For some Syrian refugees in Turkey, begging is their only hope

The World
A Syrian refugee sits on the street in Istanbul.

It’s more than three years into the conflict and Syrians are still pouring out of their war-torn homeland.

In Turkey, the number of Syrian refugees is fast approaching 1 million. Only around a quarter of them are living in refugee camps. In the struggle to make a living, more than 100,000 refugees have made the journey to Istanbul, where they sell tea in parks or work at restaurants — if they’re lucky. But others are finding no way to survive other than begging for money on the street.

The Nişantaşı neighborhood’s cobblestone streets are lined with brand names like Gucci, Chanel and Prada. High-end restaurants are chock-full of the city’s rich and famous.

The sidewalks are a different story, where disheveled mothers sit with their babies while dirty, barefoot children beg for handouts.

Fatma is Kurdish, from northern Syria, and she’s one of those mothers begging in Nişantaşı. “In Aleppo, my life was very good,” she laments. “We had a huge house with a garden. My husband was working. Our life was better than here.”

Now, her husband is fighting alongside Kurdish rebels in Syria and her eldest son is stuck in the Syrian army. “We are only women, the rest of them are children. No one can find work and we have to take care of the kids as well,” she explains. So she and her daughter-in-law beg for the money to eat and pay rent.

Complicating the lives of people like Fatma is the fact that Turks are deeply suspicious. “Some people think that we are lying, that we’re not Syrian,” she says. “They think we’re Kurds from Turkey,” pretending to be Syrian for sympathy. To prove them wrong, she holds out her passport as she sits on the street.

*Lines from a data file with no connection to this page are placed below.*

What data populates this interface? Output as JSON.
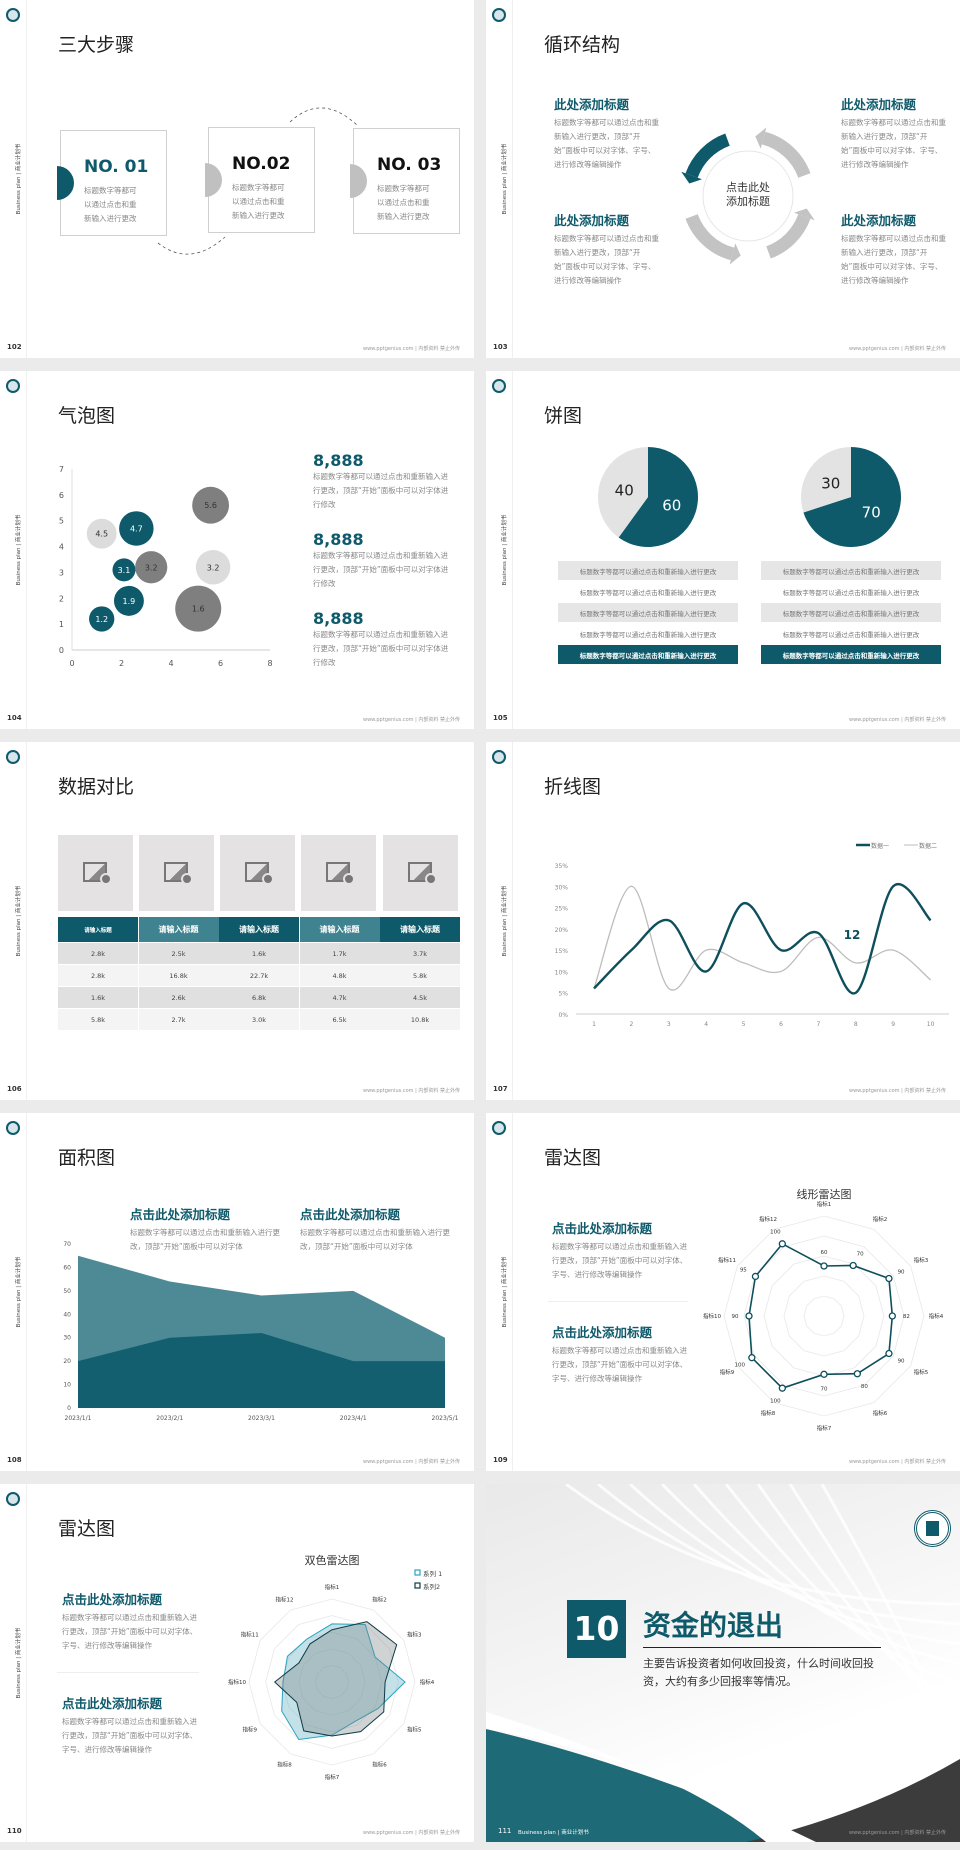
{
  "common": {
    "sidebar_text": "Business plan | 商业计划书",
    "footer": "www.pptgenius.com | 内部资料 禁止外传",
    "colors": {
      "teal": "#0e5a6b",
      "teal_light": "#4e8a96",
      "gray_light": "#dcdcdc",
      "gray_dark": "#7f7f7f",
      "background": "#ebebeb"
    }
  },
  "slides": [
    {
      "type": "steps",
      "page": "102",
      "title": "三大步骤",
      "steps": [
        {
          "label": "NO. 01",
          "lines": [
            "标题数字等都可",
            "以通过点击和重",
            "新输入进行更改"
          ],
          "active": true
        },
        {
          "label": "NO.02",
          "lines": [
            "标题数字等都可",
            "以通过点击和重",
            "新输入进行更改"
          ],
          "active": false
        },
        {
          "label": "NO. 03",
          "lines": [
            "标题数字等都可",
            "以通过点击和重",
            "新输入进行更改"
          ],
          "active": false
        }
      ]
    },
    {
      "type": "cycle",
      "page": "103",
      "title": "循环结构",
      "center": [
        "点击此处",
        "添加标题"
      ],
      "blocks": [
        {
          "title": "此处添加标题",
          "text": "标题数字等都可以通过点击和重新输入进行更改，顶部“开始”面板中可以对字体、字号、进行修改等编辑操作"
        },
        {
          "title": "此处添加标题",
          "text": "标题数字等都可以通过点击和重新输入进行更改，顶部“开始”面板中可以对字体、字号、进行修改等编辑操作"
        },
        {
          "title": "此处添加标题",
          "text": "标题数字等都可以通过点击和重新输入进行更改，顶部“开始”面板中可以对字体、字号、进行修改等编辑操作"
        },
        {
          "title": "此处添加标题",
          "text": "标题数字等都可以通过点击和重新输入进行更改，顶部“开始”面板中可以对字体、字号、进行修改等编辑操作"
        }
      ]
    },
    {
      "type": "bubble",
      "page": "104",
      "title": "气泡图",
      "stats": [
        {
          "value": "8,888",
          "text": "标题数字等都可以通过点击和重新输入进行更改，顶部“开始”面板中可以对字体进行修改"
        },
        {
          "value": "8,888",
          "text": "标题数字等都可以通过点击和重新输入进行更改，顶部“开始”面板中可以对字体进行修改"
        },
        {
          "value": "8,888",
          "text": "标题数字等都可以通过点击和重新输入进行更改，顶部“开始”面板中可以对字体进行修改"
        }
      ]
    },
    {
      "type": "pie",
      "page": "105",
      "title": "饼图",
      "rows": [
        "标题数字等都可以通过点击和重新输入进行更改",
        "标题数字等都可以通过点击和重新输入进行更改",
        "标题数字等都可以通过点击和重新输入进行更改",
        "标题数字等都可以通过点击和重新输入进行更改",
        "标题数字等都可以通过点击和重新输入进行更改"
      ]
    },
    {
      "type": "table",
      "page": "106",
      "title": "数据对比",
      "headers": [
        "请输入标题",
        "请输入标题",
        "请输入标题",
        "请输入标题",
        "请输入标题"
      ],
      "rows": [
        [
          "2.8k",
          "2.5k",
          "1.6k",
          "1.7k",
          "3.7k"
        ],
        [
          "2.8k",
          "16.8k",
          "22.7k",
          "4.8k",
          "5.8k"
        ],
        [
          "1.6k",
          "2.6k",
          "6.8k",
          "4.7k",
          "4.5k"
        ],
        [
          "5.8k",
          "2.7k",
          "3.0k",
          "6.5k",
          "10.8k"
        ]
      ],
      "image_icon": "image-add-icon"
    },
    {
      "type": "line",
      "page": "107",
      "title": "折线图",
      "annotation": "12"
    },
    {
      "type": "area",
      "page": "108",
      "title": "面积图",
      "blocks": [
        {
          "title": "点击此处添加标题",
          "text": "标题数字等都可以通过点击和重新输入进行更改，顶部“开始”面板中可以对字体"
        },
        {
          "title": "点击此处添加标题",
          "text": "标题数字等都可以通过点击和重新输入进行更改，顶部“开始”面板中可以对字体"
        }
      ]
    },
    {
      "type": "radar1",
      "page": "109",
      "title": "雷达图",
      "blocks": [
        {
          "title": "点击此处添加标题",
          "text": "标题数字等都可以通过点击和重新输入进行更改，顶部“开始”面板中可以对字体、字号、进行修改等编辑操作"
        },
        {
          "title": "点击此处添加标题",
          "text": "标题数字等都可以通过点击和重新输入进行更改，顶部“开始”面板中可以对字体、字号、进行修改等编辑操作"
        }
      ]
    },
    {
      "type": "radar2",
      "page": "110",
      "title": "雷达图",
      "blocks": [
        {
          "title": "点击此处添加标题",
          "text": "标题数字等都可以通过点击和重新输入进行更改，顶部“开始”面板中可以对字体、字号、进行修改等编辑操作"
        },
        {
          "title": "点击此处添加标题",
          "text": "标题数字等都可以通过点击和重新输入进行更改，顶部“开始”面板中可以对字体、字号、进行修改等编辑操作"
        }
      ]
    },
    {
      "type": "section",
      "page": "111",
      "number": "10",
      "title": "资金的退出",
      "text": "主要告诉投资者如何收回投资，什么时间收回投资，大约有多少回报率等情况。",
      "footer_left": "Business plan | 商业计划书"
    }
  ],
  "chart_data": [
    {
      "type": "scatter",
      "subtype": "bubble",
      "xlim": [
        0,
        8
      ],
      "ylim": [
        0,
        7
      ],
      "xticks": [
        0,
        2,
        4,
        6,
        8
      ],
      "yticks": [
        0,
        1,
        2,
        3,
        4,
        5,
        6,
        7
      ],
      "points": [
        {
          "x": 1.2,
          "y": 4.5,
          "size": 6.5,
          "label": "4.5",
          "color": "#dcdcdc"
        },
        {
          "x": 2.6,
          "y": 4.7,
          "size": 7.5,
          "label": "4.7",
          "color": "#0e5a6b"
        },
        {
          "x": 2.1,
          "y": 3.1,
          "size": 5,
          "label": "3.1",
          "color": "#0e5a6b"
        },
        {
          "x": 3.2,
          "y": 3.2,
          "size": 7,
          "label": "3.2",
          "color": "#7f7f7f"
        },
        {
          "x": 5.6,
          "y": 5.6,
          "size": 8,
          "label": "5.6",
          "color": "#7f7f7f"
        },
        {
          "x": 5.7,
          "y": 3.2,
          "size": 7.5,
          "label": "3.2",
          "color": "#dcdcdc"
        },
        {
          "x": 5.1,
          "y": 1.6,
          "size": 10,
          "label": "1.6",
          "color": "#7f7f7f"
        },
        {
          "x": 2.3,
          "y": 1.9,
          "size": 6.5,
          "label": "1.9",
          "color": "#0e5a6b"
        },
        {
          "x": 1.2,
          "y": 1.2,
          "size": 5.5,
          "label": "1.2",
          "color": "#0e5a6b"
        }
      ]
    },
    {
      "type": "pie",
      "values": [
        60,
        40
      ],
      "labels": [
        "60",
        "40"
      ],
      "colors": [
        "#0e5a6b",
        "#e3e3e3"
      ]
    },
    {
      "type": "pie",
      "values": [
        70,
        30
      ],
      "labels": [
        "70",
        "30"
      ],
      "colors": [
        "#0e5a6b",
        "#e3e3e3"
      ]
    },
    {
      "type": "line",
      "smooth": true,
      "categories": [
        "1",
        "2",
        "3",
        "4",
        "5",
        "6",
        "7",
        "8",
        "9",
        "10"
      ],
      "ylim": [
        0,
        35
      ],
      "yticks": [
        "0%",
        "5%",
        "10%",
        "15%",
        "20%",
        "25%",
        "30%",
        "35%"
      ],
      "legend": "top-right",
      "series": [
        {
          "name": "数据一",
          "values": [
            6,
            15,
            22,
            10,
            26,
            15,
            19,
            5,
            30,
            22
          ],
          "color": "#0e4f5c"
        },
        {
          "name": "数据二",
          "values": [
            6,
            30,
            6,
            15,
            12,
            10,
            18,
            12,
            15,
            8
          ],
          "color": "#bdbdbd"
        }
      ]
    },
    {
      "type": "area",
      "categories": [
        "2023/1/1",
        "2023/2/1",
        "2023/3/1",
        "2023/4/1",
        "2023/5/1"
      ],
      "ylim": [
        0,
        70
      ],
      "yticks": [
        0,
        10,
        20,
        30,
        40,
        50,
        60,
        70
      ],
      "series": [
        {
          "values": [
            65,
            54,
            48,
            50,
            30
          ],
          "color": "#4e8a96"
        },
        {
          "values": [
            20,
            30,
            32,
            20,
            20
          ],
          "color": "#135f70"
        }
      ]
    },
    {
      "type": "radar",
      "title": "线形雷达图",
      "max": 120,
      "axes": [
        "指标1",
        "指标2",
        "指标3",
        "指标4",
        "指标5",
        "指标6",
        "指标7",
        "指标8",
        "指标9",
        "指标10",
        "指标11",
        "指标12"
      ],
      "series": [
        {
          "values": [
            60,
            70,
            90,
            82,
            90,
            80,
            70,
            100,
            100,
            90,
            95,
            100
          ],
          "color": "#0e4f5c"
        }
      ]
    },
    {
      "type": "radar",
      "title": "双色雷达图",
      "max": 100,
      "legend": "top-right",
      "axes": [
        "指标1",
        "指标2",
        "指标3",
        "指标4",
        "指标5",
        "指标6",
        "指标7",
        "指标8",
        "指标9",
        "指标10",
        "指标11",
        "指标12"
      ],
      "series": [
        {
          "name": "系列 1",
          "values": [
            70,
            80,
            60,
            88,
            64,
            55,
            64,
            80,
            70,
            59,
            62,
            60
          ],
          "color": "#2aa3c0"
        },
        {
          "name": "系列2",
          "values": [
            63,
            84,
            90,
            64,
            72,
            69,
            65,
            68,
            49,
            69,
            46,
            53
          ],
          "color": "#0e3a44"
        }
      ]
    }
  ]
}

For a lot of Turks, the sight of Syrians begging, especially kids, is tough to stomach. But others are getting tired of being responsible for all the refugees.

Engin is a store clerk in in the neighborhood where Fatma begs. He says beggars are making as much as he does, without lifting a finger.

“We’re in Istanbul. It’s a city of 20 million people. You can find work doing anything here: be a cobbler, sell simit, whatever. There’s no reason to beg,” he insists. “Besides, our country has opened camps for them.” If they can’t work, Engin says there are refugee camps that give them everything they need.

At first glance, he does seem to have a point. The camps in Turkey have a reputation for being well-equipped, with grocery stores, kitchens and even indoor plumbing, so it’s hard to believe that hundreds of thousands of Syrians need to be on the streets.

But the truth is, as the official refugee count in Turkey nears 1 million, the camps are nearly full with just a quarter of that number. And even if the refugee camps weren’t full, many Syrians are afraid of them.

When I approach Meryem to talk, she’s frantic that our interview could lead to her going to a camp. “We just ask one thing, that we don’t go to the camps,” she requests. “We’re trusting you that we don’t go to the camps after this.” She says she’d heard awful things about what goes on in them.

“In the middle of the nights fighters take guys out of the camps, they beat them” if they don’t support the opposition, she says. “There isn’t freedom to leave the camps and drink and eat and live like people. It’s like jail!”

Meryem insists that the camps are full of suffering. “If you give me a house, shouldn’t I also have the freedom to leave it?” she asks. “Whatever, this is better — we’ll live like this, we’ll live on the streets it’s still better than the camps.”

Andrew Gardner, with Amnesty International, says it’s really hard to tell exactly what’s going on in the Turkish refugee camps. The government won’t give NGOs access, and rumors are rampant. He says he’s heard them all.

“The other thing to recognize is that no one wants to live in a refugee camp,” he points out. “Everyone wants to be able to move freely and to be able to provide for themselves independently,” even if that means living in tough conditions and begging to make ends meet.